Webflow website & mail accounts on private servers

Greetings everyone,
Firstly, i am very excited to be part of this huge community and i’m also very thankful that such tools like Webflow exist. As my first topic here on the forums, a very warm hello to everyone!

My situation is as it follows:
I have clients that would love to work with me developing their projects on Webflow, however there is a big issue with most big clients, that being the eMAIL addresses.

A workaround solution is to simply migrate their emails to let’s say Google business email, or Zoho premium emails and so on. However, some of my clients have security policies that prevents them to do so, and because of that, they need to keep the mail addresses on their internal company servers.

The issue with this is that some of the recipients, not all, will automatically decline their emails on the fact that their mail server cannot verify the source since they are checking it via the website’s location (which is dumb yes…)

As an example, this is an error message bouncing back
host [host name] [ip address]
SMTP Error from remote mail server after RCPT TO: [email address of remote user]
550 Client host rejected: no or inconsistent reverse DNS set.

I did found a couple of workarounds, like setting up a reverse DNS etc. but with some emails it still won’t work no matter what i do.

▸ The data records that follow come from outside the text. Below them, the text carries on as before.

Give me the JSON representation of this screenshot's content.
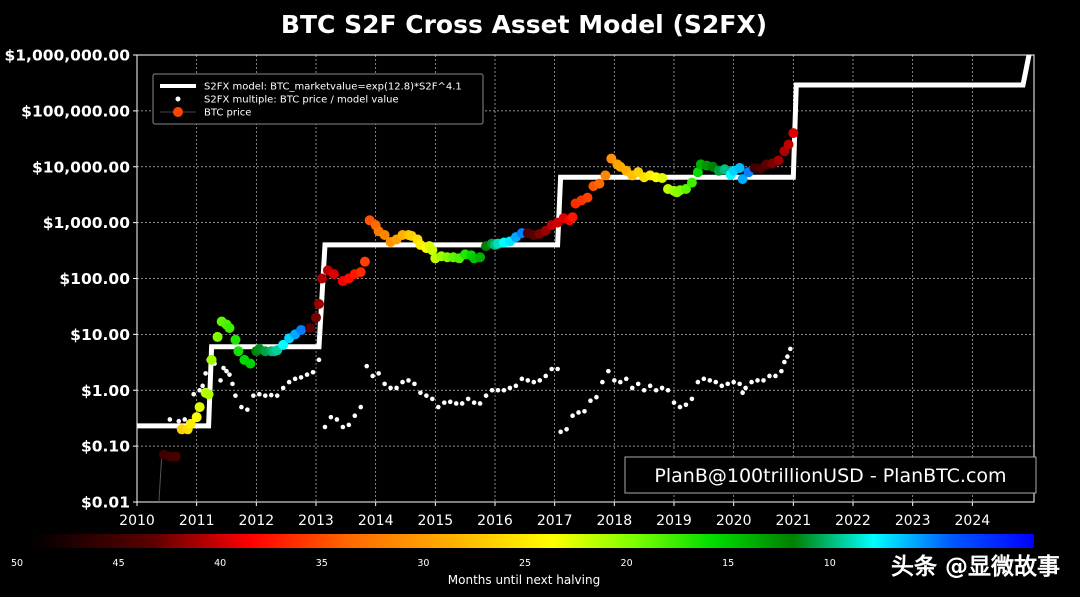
{
  "chart_data": {
    "type": "scatter",
    "title": "BTC S2F Cross Asset Model (S2FX)",
    "yscale": "log",
    "ylim": [
      0.01,
      1000000
    ],
    "xlim": [
      2010.0,
      2025.3
    ],
    "y_ticks": [
      {
        "value": 0.01,
        "label": "$0.01"
      },
      {
        "value": 0.1,
        "label": "$0.10"
      },
      {
        "value": 1,
        "label": "$1.00"
      },
      {
        "value": 10,
        "label": "$10.00"
      },
      {
        "value": 100,
        "label": "$100.00"
      },
      {
        "value": 1000,
        "label": "$1,000.00"
      },
      {
        "value": 10000,
        "label": "$10,000.00"
      },
      {
        "value": 100000,
        "label": "$100,000.00"
      },
      {
        "value": 1000000,
        "label": "$1,000,000.00"
      }
    ],
    "x_ticks": [
      "2010",
      "2011",
      "2012",
      "2013",
      "2014",
      "2015",
      "2016",
      "2017",
      "2018",
      "2019",
      "2020",
      "2021",
      "2022",
      "2023",
      "2024"
    ],
    "grid": true,
    "legend_position": "top-left",
    "legend": [
      "S2FX model: BTC_marketvalue=exp(12.8)*S2F^4.1",
      "S2FX multiple: BTC price / model value",
      "BTC price"
    ],
    "series": [
      {
        "name": "S2FX model: BTC_marketvalue=exp(12.8)*S2F^4.1",
        "kind": "step",
        "color": "#ffffff",
        "points": [
          [
            2010.0,
            0.23
          ],
          [
            2011.2,
            0.23
          ],
          [
            2011.25,
            6
          ],
          [
            2013.05,
            6
          ],
          [
            2013.15,
            400
          ],
          [
            2016.6,
            400
          ],
          [
            2017.05,
            400
          ],
          [
            2017.1,
            6500
          ],
          [
            2020.0,
            6500
          ],
          [
            2021.0,
            6500
          ],
          [
            2021.05,
            290000
          ],
          [
            2024.85,
            290000
          ],
          [
            2024.95,
            1000000
          ]
        ]
      },
      {
        "name": "S2FX multiple: BTC price / model value",
        "kind": "points",
        "color": "#ffffff",
        "points": [
          [
            2010.55,
            0.3
          ],
          [
            2010.7,
            0.28
          ],
          [
            2010.8,
            0.3
          ],
          [
            2010.95,
            0.85
          ],
          [
            2011.05,
            1.0
          ],
          [
            2011.1,
            1.2
          ],
          [
            2011.15,
            2.0
          ],
          [
            2011.2,
            3.5
          ],
          [
            2011.3,
            3.0
          ],
          [
            2011.4,
            1.5
          ],
          [
            2011.45,
            2.5
          ],
          [
            2011.5,
            2.2
          ],
          [
            2011.55,
            1.9
          ],
          [
            2011.6,
            1.3
          ],
          [
            2011.65,
            0.8
          ],
          [
            2011.75,
            0.5
          ],
          [
            2011.85,
            0.45
          ],
          [
            2011.95,
            0.8
          ],
          [
            2012.05,
            0.85
          ],
          [
            2012.15,
            0.8
          ],
          [
            2012.25,
            0.82
          ],
          [
            2012.35,
            0.8
          ],
          [
            2012.45,
            1.1
          ],
          [
            2012.55,
            1.4
          ],
          [
            2012.65,
            1.6
          ],
          [
            2012.75,
            1.7
          ],
          [
            2012.85,
            1.9
          ],
          [
            2012.95,
            2.1
          ],
          [
            2013.05,
            3.5
          ],
          [
            2013.15,
            0.22
          ],
          [
            2013.25,
            0.33
          ],
          [
            2013.35,
            0.3
          ],
          [
            2013.45,
            0.22
          ],
          [
            2013.55,
            0.24
          ],
          [
            2013.65,
            0.35
          ],
          [
            2013.75,
            0.5
          ],
          [
            2013.85,
            2.7
          ],
          [
            2013.95,
            1.8
          ],
          [
            2014.05,
            2.0
          ],
          [
            2014.15,
            1.3
          ],
          [
            2014.25,
            1.1
          ],
          [
            2014.35,
            1.1
          ],
          [
            2014.45,
            1.4
          ],
          [
            2014.55,
            1.5
          ],
          [
            2014.65,
            1.3
          ],
          [
            2014.75,
            0.9
          ],
          [
            2014.85,
            0.8
          ],
          [
            2014.95,
            0.7
          ],
          [
            2015.05,
            0.5
          ],
          [
            2015.15,
            0.6
          ],
          [
            2015.25,
            0.62
          ],
          [
            2015.35,
            0.58
          ],
          [
            2015.45,
            0.58
          ],
          [
            2015.55,
            0.7
          ],
          [
            2015.65,
            0.6
          ],
          [
            2015.75,
            0.58
          ],
          [
            2015.85,
            0.8
          ],
          [
            2015.95,
            1.0
          ],
          [
            2016.05,
            1.0
          ],
          [
            2016.15,
            1.0
          ],
          [
            2016.25,
            1.1
          ],
          [
            2016.35,
            1.2
          ],
          [
            2016.45,
            1.6
          ],
          [
            2016.55,
            1.5
          ],
          [
            2016.65,
            1.4
          ],
          [
            2016.75,
            1.5
          ],
          [
            2016.85,
            1.8
          ],
          [
            2016.95,
            2.4
          ],
          [
            2017.05,
            2.4
          ],
          [
            2017.1,
            0.18
          ],
          [
            2017.2,
            0.2
          ],
          [
            2017.3,
            0.35
          ],
          [
            2017.4,
            0.4
          ],
          [
            2017.5,
            0.42
          ],
          [
            2017.6,
            0.65
          ],
          [
            2017.7,
            0.75
          ],
          [
            2017.8,
            1.4
          ],
          [
            2017.9,
            2.2
          ],
          [
            2018.0,
            1.5
          ],
          [
            2018.1,
            1.4
          ],
          [
            2018.2,
            1.6
          ],
          [
            2018.3,
            1.1
          ],
          [
            2018.4,
            1.3
          ],
          [
            2018.5,
            1.0
          ],
          [
            2018.6,
            1.2
          ],
          [
            2018.7,
            1.0
          ],
          [
            2018.8,
            1.1
          ],
          [
            2018.9,
            1.0
          ],
          [
            2019.0,
            0.6
          ],
          [
            2019.1,
            0.5
          ],
          [
            2019.2,
            0.55
          ],
          [
            2019.3,
            0.7
          ],
          [
            2019.4,
            1.4
          ],
          [
            2019.5,
            1.6
          ],
          [
            2019.6,
            1.5
          ],
          [
            2019.7,
            1.4
          ],
          [
            2019.8,
            1.2
          ],
          [
            2019.9,
            1.3
          ],
          [
            2020.0,
            1.4
          ],
          [
            2020.1,
            1.3
          ],
          [
            2020.15,
            0.9
          ],
          [
            2020.2,
            1.1
          ],
          [
            2020.3,
            1.4
          ],
          [
            2020.4,
            1.5
          ],
          [
            2020.5,
            1.5
          ],
          [
            2020.6,
            1.8
          ],
          [
            2020.7,
            1.8
          ],
          [
            2020.8,
            2.2
          ],
          [
            2020.85,
            3.2
          ],
          [
            2020.9,
            4.0
          ],
          [
            2020.95,
            5.5
          ]
        ]
      },
      {
        "name": "BTC price",
        "kind": "points",
        "colored_by": "months_until_next_halving",
        "points": [
          [
            2010.45,
            0.07,
            46
          ],
          [
            2010.55,
            0.065,
            45.5
          ],
          [
            2010.65,
            0.065,
            45
          ],
          [
            2010.75,
            0.2,
            27
          ],
          [
            2010.85,
            0.2,
            26
          ],
          [
            2010.9,
            0.25,
            25
          ],
          [
            2011.0,
            0.33,
            24
          ],
          [
            2011.05,
            0.5,
            23
          ],
          [
            2011.15,
            0.9,
            22
          ],
          [
            2011.2,
            0.85,
            21.5
          ],
          [
            2011.25,
            3.5,
            21
          ],
          [
            2011.35,
            9,
            20
          ],
          [
            2011.42,
            17,
            19
          ],
          [
            2011.5,
            15,
            18.5
          ],
          [
            2011.55,
            13,
            18
          ],
          [
            2011.65,
            8,
            17
          ],
          [
            2011.7,
            5,
            16.5
          ],
          [
            2011.8,
            3.5,
            16
          ],
          [
            2011.9,
            3,
            15.5
          ],
          [
            2012.0,
            5,
            12
          ],
          [
            2012.05,
            5.5,
            11.5
          ],
          [
            2012.15,
            5,
            11
          ],
          [
            2012.25,
            5,
            10.5
          ],
          [
            2012.3,
            5,
            10
          ],
          [
            2012.35,
            5.2,
            9.5
          ],
          [
            2012.45,
            6.5,
            8
          ],
          [
            2012.55,
            8.5,
            7
          ],
          [
            2012.65,
            10,
            6
          ],
          [
            2012.75,
            12,
            5
          ],
          [
            2012.9,
            13,
            44
          ],
          [
            2013.0,
            20,
            43
          ],
          [
            2013.05,
            35,
            42
          ],
          [
            2013.1,
            100,
            41.5
          ],
          [
            2013.2,
            140,
            41
          ],
          [
            2013.3,
            120,
            40
          ],
          [
            2013.45,
            90,
            39
          ],
          [
            2013.55,
            100,
            38.5
          ],
          [
            2013.65,
            120,
            38
          ],
          [
            2013.75,
            130,
            37
          ],
          [
            2013.82,
            200,
            36
          ],
          [
            2013.9,
            1100,
            35
          ],
          [
            2014.0,
            900,
            34
          ],
          [
            2014.05,
            700,
            33
          ],
          [
            2014.15,
            600,
            32
          ],
          [
            2014.25,
            450,
            31
          ],
          [
            2014.35,
            500,
            30
          ],
          [
            2014.45,
            600,
            29
          ],
          [
            2014.55,
            600,
            28
          ],
          [
            2014.6,
            580,
            27
          ],
          [
            2014.7,
            500,
            26
          ],
          [
            2014.75,
            400,
            25
          ],
          [
            2014.85,
            350,
            24
          ],
          [
            2014.9,
            380,
            23
          ],
          [
            2014.95,
            320,
            22.5
          ],
          [
            2015.0,
            230,
            22
          ],
          [
            2015.1,
            250,
            21
          ],
          [
            2015.2,
            240,
            20
          ],
          [
            2015.3,
            240,
            19
          ],
          [
            2015.4,
            230,
            18.5
          ],
          [
            2015.5,
            270,
            17
          ],
          [
            2015.6,
            260,
            16
          ],
          [
            2015.65,
            230,
            15
          ],
          [
            2015.75,
            240,
            14
          ],
          [
            2015.85,
            380,
            12
          ],
          [
            2015.95,
            420,
            11
          ],
          [
            2016.0,
            400,
            10
          ],
          [
            2016.05,
            420,
            9
          ],
          [
            2016.15,
            440,
            8
          ],
          [
            2016.25,
            460,
            7.5
          ],
          [
            2016.35,
            550,
            6
          ],
          [
            2016.45,
            650,
            5
          ],
          [
            2016.55,
            650,
            45
          ],
          [
            2016.65,
            600,
            44
          ],
          [
            2016.75,
            630,
            43
          ],
          [
            2016.85,
            720,
            42
          ],
          [
            2016.95,
            900,
            41
          ],
          [
            2017.05,
            1000,
            40.5
          ],
          [
            2017.15,
            1200,
            40
          ],
          [
            2017.25,
            1100,
            39
          ],
          [
            2017.3,
            1250,
            38
          ],
          [
            2017.35,
            2200,
            37
          ],
          [
            2017.45,
            2500,
            36.5
          ],
          [
            2017.55,
            2800,
            36
          ],
          [
            2017.65,
            4500,
            35
          ],
          [
            2017.75,
            5000,
            34
          ],
          [
            2017.85,
            7000,
            32
          ],
          [
            2017.95,
            14000,
            31
          ],
          [
            2018.05,
            11000,
            30
          ],
          [
            2018.1,
            10000,
            29.5
          ],
          [
            2018.2,
            8500,
            29
          ],
          [
            2018.3,
            7000,
            28
          ],
          [
            2018.4,
            8000,
            27
          ],
          [
            2018.5,
            6500,
            26
          ],
          [
            2018.6,
            7000,
            25
          ],
          [
            2018.7,
            6500,
            24
          ],
          [
            2018.8,
            6300,
            23
          ],
          [
            2018.9,
            4000,
            22
          ],
          [
            2019.0,
            3700,
            21
          ],
          [
            2019.05,
            3500,
            20.5
          ],
          [
            2019.1,
            3800,
            20
          ],
          [
            2019.2,
            4000,
            19
          ],
          [
            2019.3,
            5200,
            18
          ],
          [
            2019.4,
            8000,
            16
          ],
          [
            2019.45,
            11000,
            14
          ],
          [
            2019.55,
            10500,
            13
          ],
          [
            2019.65,
            10000,
            12
          ],
          [
            2019.75,
            8500,
            11
          ],
          [
            2019.85,
            9000,
            10
          ],
          [
            2019.95,
            7200,
            8
          ],
          [
            2020.0,
            8500,
            7
          ],
          [
            2020.1,
            9500,
            6.5
          ],
          [
            2020.15,
            6000,
            6
          ],
          [
            2020.25,
            8000,
            5
          ],
          [
            2020.35,
            9500,
            46
          ],
          [
            2020.45,
            9300,
            45
          ],
          [
            2020.55,
            11000,
            44
          ],
          [
            2020.65,
            11500,
            43
          ],
          [
            2020.75,
            13000,
            42
          ],
          [
            2020.85,
            19000,
            41.5
          ],
          [
            2020.92,
            25000,
            41
          ],
          [
            2021.0,
            40000,
            40
          ]
        ]
      }
    ],
    "colorbar": {
      "label": "Months until next halving",
      "ticks": [
        "50",
        "45",
        "40",
        "35",
        "30",
        "25",
        "20",
        "15",
        "10"
      ],
      "range": [
        50,
        0
      ]
    },
    "annotations": {
      "credit": "PlanB@100trillionUSD  -  PlanBTC.com",
      "watermark": "头条 @显微故事"
    }
  }
}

Can anyone guide me through to what can i do to simply use Webflow complete services but emails on a private server ?

Thanks!

There’s no conflict here. These are separate DNS records. For the website you will have an A or CNAME record depending on whether you’re pointing to a IP address or another domain.

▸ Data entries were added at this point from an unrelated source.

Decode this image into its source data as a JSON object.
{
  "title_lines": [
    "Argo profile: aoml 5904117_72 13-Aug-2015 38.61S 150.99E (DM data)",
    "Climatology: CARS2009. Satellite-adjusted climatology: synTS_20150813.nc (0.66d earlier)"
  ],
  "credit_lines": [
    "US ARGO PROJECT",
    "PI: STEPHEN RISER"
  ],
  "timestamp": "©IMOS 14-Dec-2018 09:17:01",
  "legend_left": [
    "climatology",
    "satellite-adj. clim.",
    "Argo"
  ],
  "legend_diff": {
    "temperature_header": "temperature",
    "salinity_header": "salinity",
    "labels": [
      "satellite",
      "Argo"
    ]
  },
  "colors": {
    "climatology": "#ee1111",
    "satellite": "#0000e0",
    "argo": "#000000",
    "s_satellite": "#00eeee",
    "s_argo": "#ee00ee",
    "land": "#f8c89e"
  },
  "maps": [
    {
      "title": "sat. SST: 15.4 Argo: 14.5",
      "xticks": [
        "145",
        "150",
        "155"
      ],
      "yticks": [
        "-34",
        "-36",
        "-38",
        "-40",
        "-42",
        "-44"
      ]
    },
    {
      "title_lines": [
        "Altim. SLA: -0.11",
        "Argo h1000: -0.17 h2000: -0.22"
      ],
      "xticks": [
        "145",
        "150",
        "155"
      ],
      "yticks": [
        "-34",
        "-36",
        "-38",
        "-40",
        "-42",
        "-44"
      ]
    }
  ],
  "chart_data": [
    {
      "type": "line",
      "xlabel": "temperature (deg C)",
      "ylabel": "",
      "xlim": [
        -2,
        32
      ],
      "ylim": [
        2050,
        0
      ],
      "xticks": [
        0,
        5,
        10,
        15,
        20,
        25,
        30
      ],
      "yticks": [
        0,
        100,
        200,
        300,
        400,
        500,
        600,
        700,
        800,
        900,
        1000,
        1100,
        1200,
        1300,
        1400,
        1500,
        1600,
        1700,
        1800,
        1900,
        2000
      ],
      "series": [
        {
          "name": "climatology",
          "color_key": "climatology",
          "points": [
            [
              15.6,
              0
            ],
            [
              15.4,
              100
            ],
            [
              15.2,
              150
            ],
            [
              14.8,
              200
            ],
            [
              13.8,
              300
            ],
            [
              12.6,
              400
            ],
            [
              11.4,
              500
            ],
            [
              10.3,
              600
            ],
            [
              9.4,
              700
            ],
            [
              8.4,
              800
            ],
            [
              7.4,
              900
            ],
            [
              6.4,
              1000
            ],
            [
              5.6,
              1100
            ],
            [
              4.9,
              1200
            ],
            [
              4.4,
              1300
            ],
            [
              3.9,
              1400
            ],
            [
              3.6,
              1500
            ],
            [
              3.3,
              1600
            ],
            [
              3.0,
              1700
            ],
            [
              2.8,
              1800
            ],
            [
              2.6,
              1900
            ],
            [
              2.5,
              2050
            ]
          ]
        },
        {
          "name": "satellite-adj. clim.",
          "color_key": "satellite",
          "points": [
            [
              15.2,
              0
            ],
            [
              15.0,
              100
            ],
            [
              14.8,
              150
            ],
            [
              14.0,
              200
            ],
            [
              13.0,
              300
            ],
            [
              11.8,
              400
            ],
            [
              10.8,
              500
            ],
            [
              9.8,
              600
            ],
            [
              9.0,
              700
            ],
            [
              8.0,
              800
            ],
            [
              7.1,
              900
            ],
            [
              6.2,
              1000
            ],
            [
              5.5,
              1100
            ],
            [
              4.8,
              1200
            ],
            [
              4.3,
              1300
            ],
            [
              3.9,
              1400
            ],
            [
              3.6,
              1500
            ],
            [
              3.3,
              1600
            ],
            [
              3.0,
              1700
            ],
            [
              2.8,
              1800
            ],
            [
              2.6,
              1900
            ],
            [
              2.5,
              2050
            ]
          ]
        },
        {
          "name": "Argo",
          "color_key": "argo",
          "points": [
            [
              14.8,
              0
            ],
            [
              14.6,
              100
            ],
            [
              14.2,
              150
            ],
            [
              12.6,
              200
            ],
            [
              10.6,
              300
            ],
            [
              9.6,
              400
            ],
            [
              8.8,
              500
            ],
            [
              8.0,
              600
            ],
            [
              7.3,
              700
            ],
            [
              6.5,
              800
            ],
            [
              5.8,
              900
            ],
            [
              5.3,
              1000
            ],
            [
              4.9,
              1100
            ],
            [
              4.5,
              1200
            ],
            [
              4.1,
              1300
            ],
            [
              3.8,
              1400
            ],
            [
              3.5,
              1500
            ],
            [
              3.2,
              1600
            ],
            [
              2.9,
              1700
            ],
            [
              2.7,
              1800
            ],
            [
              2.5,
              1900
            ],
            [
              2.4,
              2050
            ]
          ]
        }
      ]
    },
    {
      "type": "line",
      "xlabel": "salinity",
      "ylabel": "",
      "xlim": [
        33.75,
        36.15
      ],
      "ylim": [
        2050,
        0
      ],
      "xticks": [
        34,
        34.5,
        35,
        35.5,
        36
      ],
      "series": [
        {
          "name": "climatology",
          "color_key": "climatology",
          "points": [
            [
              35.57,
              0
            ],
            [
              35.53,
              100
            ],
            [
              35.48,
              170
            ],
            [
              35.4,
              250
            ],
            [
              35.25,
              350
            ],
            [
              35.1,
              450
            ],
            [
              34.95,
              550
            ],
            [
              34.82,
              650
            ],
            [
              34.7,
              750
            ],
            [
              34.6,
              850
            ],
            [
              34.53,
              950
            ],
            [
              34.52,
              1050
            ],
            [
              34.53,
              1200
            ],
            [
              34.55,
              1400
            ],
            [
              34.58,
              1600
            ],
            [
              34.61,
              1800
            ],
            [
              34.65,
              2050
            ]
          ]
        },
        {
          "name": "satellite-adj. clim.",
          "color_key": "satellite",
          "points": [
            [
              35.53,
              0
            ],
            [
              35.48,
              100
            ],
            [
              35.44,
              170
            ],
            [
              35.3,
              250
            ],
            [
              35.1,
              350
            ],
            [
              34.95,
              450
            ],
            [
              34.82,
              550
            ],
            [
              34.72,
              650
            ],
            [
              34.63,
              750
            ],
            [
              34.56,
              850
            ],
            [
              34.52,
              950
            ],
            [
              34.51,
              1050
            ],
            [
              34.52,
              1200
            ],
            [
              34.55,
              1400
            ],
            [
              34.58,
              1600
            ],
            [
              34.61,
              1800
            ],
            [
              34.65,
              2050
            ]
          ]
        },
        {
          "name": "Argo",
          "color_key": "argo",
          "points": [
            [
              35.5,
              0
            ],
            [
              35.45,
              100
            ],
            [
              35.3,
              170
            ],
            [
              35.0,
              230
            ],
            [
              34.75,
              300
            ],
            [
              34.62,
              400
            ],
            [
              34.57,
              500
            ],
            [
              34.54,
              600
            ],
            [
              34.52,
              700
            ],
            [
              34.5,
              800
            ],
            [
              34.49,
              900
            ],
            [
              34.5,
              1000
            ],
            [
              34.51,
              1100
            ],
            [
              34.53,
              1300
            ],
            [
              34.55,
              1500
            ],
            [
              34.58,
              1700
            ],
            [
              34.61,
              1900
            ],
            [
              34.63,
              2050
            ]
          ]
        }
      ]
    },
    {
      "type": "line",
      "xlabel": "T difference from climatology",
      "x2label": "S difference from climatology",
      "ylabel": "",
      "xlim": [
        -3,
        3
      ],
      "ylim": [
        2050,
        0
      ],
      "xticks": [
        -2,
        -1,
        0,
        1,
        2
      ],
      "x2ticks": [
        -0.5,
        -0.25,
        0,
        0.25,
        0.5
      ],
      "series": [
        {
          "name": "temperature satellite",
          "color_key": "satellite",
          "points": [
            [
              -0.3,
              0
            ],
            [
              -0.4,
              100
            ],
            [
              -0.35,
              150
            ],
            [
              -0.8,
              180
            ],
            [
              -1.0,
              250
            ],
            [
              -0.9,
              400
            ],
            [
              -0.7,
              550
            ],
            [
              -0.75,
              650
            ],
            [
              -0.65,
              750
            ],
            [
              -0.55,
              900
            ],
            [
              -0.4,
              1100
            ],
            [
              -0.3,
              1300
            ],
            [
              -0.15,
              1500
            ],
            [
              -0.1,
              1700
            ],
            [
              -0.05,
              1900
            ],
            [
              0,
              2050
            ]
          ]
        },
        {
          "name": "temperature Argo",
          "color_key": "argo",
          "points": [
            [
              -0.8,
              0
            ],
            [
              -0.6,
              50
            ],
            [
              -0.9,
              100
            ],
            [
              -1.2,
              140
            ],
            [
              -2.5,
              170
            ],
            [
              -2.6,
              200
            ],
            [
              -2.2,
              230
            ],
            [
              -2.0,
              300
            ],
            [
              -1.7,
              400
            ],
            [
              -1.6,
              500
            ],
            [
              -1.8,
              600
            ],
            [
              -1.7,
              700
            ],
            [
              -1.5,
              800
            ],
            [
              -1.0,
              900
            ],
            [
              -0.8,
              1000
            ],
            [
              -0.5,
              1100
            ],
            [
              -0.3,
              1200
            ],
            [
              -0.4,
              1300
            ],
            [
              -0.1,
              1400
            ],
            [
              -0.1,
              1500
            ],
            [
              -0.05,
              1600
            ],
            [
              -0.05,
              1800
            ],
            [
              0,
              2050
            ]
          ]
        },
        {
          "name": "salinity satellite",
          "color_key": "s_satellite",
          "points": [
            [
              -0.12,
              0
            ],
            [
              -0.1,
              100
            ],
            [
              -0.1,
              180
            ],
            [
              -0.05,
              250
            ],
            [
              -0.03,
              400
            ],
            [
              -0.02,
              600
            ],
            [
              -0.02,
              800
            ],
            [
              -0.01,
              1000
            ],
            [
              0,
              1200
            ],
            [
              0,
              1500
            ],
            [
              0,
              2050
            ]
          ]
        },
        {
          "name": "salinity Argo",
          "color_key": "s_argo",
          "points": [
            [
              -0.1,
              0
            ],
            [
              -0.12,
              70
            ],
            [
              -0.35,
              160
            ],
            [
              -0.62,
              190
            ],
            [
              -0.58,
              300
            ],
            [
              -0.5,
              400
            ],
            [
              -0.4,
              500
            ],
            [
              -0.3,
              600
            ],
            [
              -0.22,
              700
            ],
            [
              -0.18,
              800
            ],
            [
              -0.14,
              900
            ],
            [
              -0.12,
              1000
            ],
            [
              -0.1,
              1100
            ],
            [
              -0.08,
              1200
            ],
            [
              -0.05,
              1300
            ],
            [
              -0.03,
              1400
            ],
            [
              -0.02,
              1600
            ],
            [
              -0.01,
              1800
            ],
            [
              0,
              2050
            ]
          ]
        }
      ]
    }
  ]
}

For mail, you will have an MX record, and possibly TXT and CNAME records for verification, DKIM, and SPF. Instructions vary based on the email solution you’re using, and how you decide to configure it. In your case you’re probably missing one or more records that the email provider requires.

A tip for easier DNS management: I run an agency, and when clients onboard with us we have them point their domains to Cloudflare DNS servers, at which point we take over management of the records. This saves a lot of pain of having to get into their registrar account, while still leaving them in control of their registration if they ever decide to switch providers. Here’s a writeup on the approach that inspired me:

When you click “Add a Site” on Cloudflare it will walk you through instructions to point the DNS records correctly.